Under these circumstances, we conclude that a remand to the trial court with directions to follow the five-step procedure outlined in DeLeon would be fruitless. DeLeon should be limited to its facts. We therefore consider the issues raised by the parties — issues which were neither raised nor considered by the court in DeLeon.
Section 274.117, Stats. (1973), later renumbered sec. 817.117, Stats., provided that "any party may serve proposed amendments upon all other parties. If no proposed amendments are served within 20 days after service of the transcript, the transcript shall be deemed approved and shall be filed with the clerk. . . with. . . an affidavit that no proposed amendments have been served." (Emphasis added.)
In the absence of a mandatory statute, some jurisdictions nonetheless require appellant to prove that reconstruction methods are inadequate before seeking a new trial.
Commonwealth v.
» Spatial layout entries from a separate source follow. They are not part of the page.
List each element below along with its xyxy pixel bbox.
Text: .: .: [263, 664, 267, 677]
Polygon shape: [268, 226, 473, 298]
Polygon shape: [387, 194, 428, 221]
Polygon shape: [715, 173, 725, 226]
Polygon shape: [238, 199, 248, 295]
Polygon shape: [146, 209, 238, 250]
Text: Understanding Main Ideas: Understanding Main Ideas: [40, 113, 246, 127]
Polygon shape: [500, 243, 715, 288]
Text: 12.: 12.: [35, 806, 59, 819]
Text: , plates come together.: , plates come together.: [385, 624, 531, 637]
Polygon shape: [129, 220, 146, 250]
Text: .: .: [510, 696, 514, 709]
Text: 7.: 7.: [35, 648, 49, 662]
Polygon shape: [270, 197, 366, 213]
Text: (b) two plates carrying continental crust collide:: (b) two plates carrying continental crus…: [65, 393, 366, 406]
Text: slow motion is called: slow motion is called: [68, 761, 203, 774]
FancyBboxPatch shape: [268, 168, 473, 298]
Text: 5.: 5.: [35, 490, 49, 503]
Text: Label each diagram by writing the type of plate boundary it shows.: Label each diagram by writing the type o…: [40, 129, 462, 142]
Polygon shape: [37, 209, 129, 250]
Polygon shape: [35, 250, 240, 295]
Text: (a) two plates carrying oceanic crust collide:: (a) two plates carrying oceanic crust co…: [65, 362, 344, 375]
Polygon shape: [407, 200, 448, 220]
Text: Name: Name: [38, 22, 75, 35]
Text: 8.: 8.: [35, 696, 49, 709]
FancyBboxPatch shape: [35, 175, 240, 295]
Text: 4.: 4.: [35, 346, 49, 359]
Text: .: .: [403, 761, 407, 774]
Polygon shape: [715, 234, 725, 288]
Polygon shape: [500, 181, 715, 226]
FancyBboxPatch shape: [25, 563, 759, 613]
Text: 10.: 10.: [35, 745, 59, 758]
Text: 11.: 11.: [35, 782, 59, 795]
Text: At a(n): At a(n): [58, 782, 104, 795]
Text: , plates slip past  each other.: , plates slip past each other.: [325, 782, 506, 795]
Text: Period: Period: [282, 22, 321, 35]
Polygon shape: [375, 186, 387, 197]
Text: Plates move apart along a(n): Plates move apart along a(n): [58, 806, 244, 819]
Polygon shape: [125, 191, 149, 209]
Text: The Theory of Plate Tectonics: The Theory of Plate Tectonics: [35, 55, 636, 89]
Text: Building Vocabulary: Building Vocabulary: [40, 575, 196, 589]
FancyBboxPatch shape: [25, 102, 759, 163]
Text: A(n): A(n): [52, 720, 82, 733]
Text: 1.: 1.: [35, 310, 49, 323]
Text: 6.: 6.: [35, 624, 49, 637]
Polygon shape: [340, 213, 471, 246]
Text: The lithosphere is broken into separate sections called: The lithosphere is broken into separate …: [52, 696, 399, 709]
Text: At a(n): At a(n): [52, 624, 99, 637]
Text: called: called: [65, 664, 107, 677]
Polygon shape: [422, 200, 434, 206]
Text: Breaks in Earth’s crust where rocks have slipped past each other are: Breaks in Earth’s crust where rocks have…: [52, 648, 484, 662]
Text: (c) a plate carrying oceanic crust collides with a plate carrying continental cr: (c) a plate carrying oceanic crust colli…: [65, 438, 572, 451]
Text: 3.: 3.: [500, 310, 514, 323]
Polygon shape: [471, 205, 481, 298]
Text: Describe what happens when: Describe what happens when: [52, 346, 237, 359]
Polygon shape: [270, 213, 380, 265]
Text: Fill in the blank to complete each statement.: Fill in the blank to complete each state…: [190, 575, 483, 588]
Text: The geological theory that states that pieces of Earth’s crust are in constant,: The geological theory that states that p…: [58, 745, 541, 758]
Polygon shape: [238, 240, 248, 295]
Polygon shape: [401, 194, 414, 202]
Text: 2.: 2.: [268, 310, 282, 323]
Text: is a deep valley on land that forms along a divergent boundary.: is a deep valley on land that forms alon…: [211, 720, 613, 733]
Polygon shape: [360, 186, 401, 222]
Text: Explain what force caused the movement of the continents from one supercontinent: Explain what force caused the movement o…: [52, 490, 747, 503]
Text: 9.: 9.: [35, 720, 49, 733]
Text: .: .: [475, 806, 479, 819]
Harris,
In both Smith and Zweifel, the court refused to undertake review on waiver grounds which are not present here.
Hardy, like Mayer v. Chicago, supra, involved the right of an indigent to equal access to the appellate process. The reasoning of those cases, however, is applicable here.
Federal courts, notably the fifth circuit, have been especially vigilant in requiring reversal even if no prejudice has been alleged when appellate counsel did not try the case.